Any route which is indirect must point at a next hop address as the router needs to arp for the mac address of the gateway. It cannot arp for the mac address of the end host as the next hop is a router and routers are layer2 domain boundaries.

If you point an indirect route at a local interface you are basically confusing the whole issue and it may or may not work as the router cannot resolve the next-hop mac address and may attempt to arp for it directly and hope to get a proxy response which may or may not arrive depending on the ip stack of the routers concerned.

Its generally a bad idea on multi-access networks. Also if you do it this way the names don't matter.

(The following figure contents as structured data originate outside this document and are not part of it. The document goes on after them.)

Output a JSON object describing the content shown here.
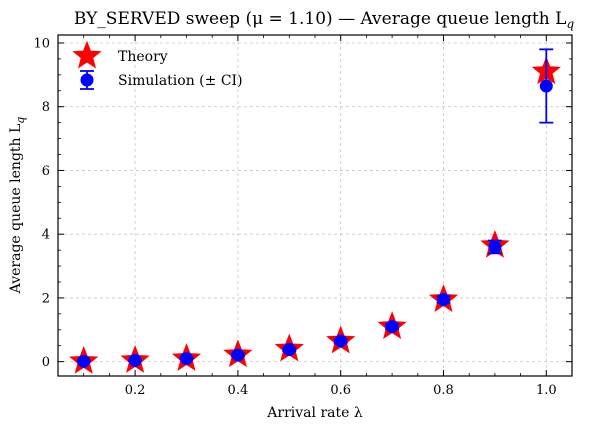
{
  "chart_data": {
    "type": "scatter",
    "title": "BY_SERVED sweep (μ = 1.10) — Average queue length L",
    "title_subscript": "q",
    "xlabel": "Arrival rate λ",
    "ylabel": "Average queue length L",
    "ylabel_subscript": "q",
    "xlim": [
      0.05,
      1.05
    ],
    "ylim": [
      -0.45,
      10.25
    ],
    "x_ticks": [
      0.2,
      0.4,
      0.6,
      0.8,
      1.0
    ],
    "x_tick_labels": [
      "0.2",
      "0.4",
      "0.6",
      "0.8",
      "1.0"
    ],
    "y_ticks": [
      0,
      2,
      4,
      6,
      8,
      10
    ],
    "y_tick_labels": [
      "0",
      "2",
      "4",
      "6",
      "8",
      "10"
    ],
    "grid": true,
    "legend_position": "top-left",
    "x": [
      0.1,
      0.2,
      0.3,
      0.4,
      0.5,
      0.6,
      0.7,
      0.8,
      0.9,
      1.0
    ],
    "series": [
      {
        "name": "Theory",
        "marker": "star",
        "color": "#ff0000",
        "values": [
          0.01,
          0.04,
          0.1,
          0.22,
          0.4,
          0.65,
          1.1,
          1.95,
          3.65,
          9.1
        ]
      },
      {
        "name": "Simulation (± CI)",
        "marker": "circle",
        "color": "#0000ff",
        "values": [
          0.01,
          0.04,
          0.1,
          0.21,
          0.38,
          0.65,
          1.1,
          1.95,
          3.6,
          8.65
        ],
        "ci_low": [
          0.0,
          0.02,
          0.07,
          0.17,
          0.33,
          0.59,
          1.02,
          1.85,
          3.4,
          7.5
        ],
        "ci_high": [
          0.02,
          0.06,
          0.13,
          0.25,
          0.43,
          0.71,
          1.18,
          2.05,
          3.8,
          9.8
        ]
      }
    ]
  }
}
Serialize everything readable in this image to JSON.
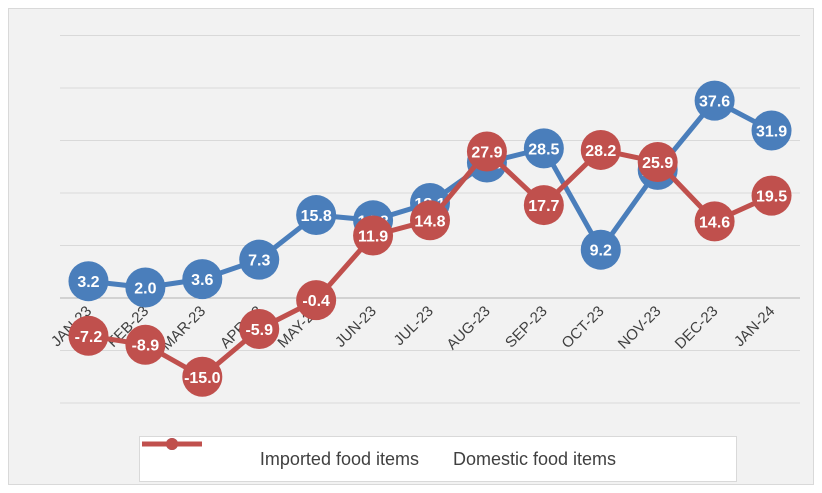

bholler 05-13-2005 07:50 AM

static route configuration detail
 
hello guys,

i am really delighted to see this thread.....but i have a small problem with static routing. i installed clarckconnect 3.0 home edition as a core router for my network with with features of DNSmasq, ip forwarding, Loadbalancing, and static route for the indirect route on the distribution router.

Can anyone kindly assist me on how to populate the static route in /etc/sysconfig/network-scripts/route-interfacename ........in a step by step guide.i have tried all that i know but the static route disappears anytime i restart the PC.


Thanking you for your quick response.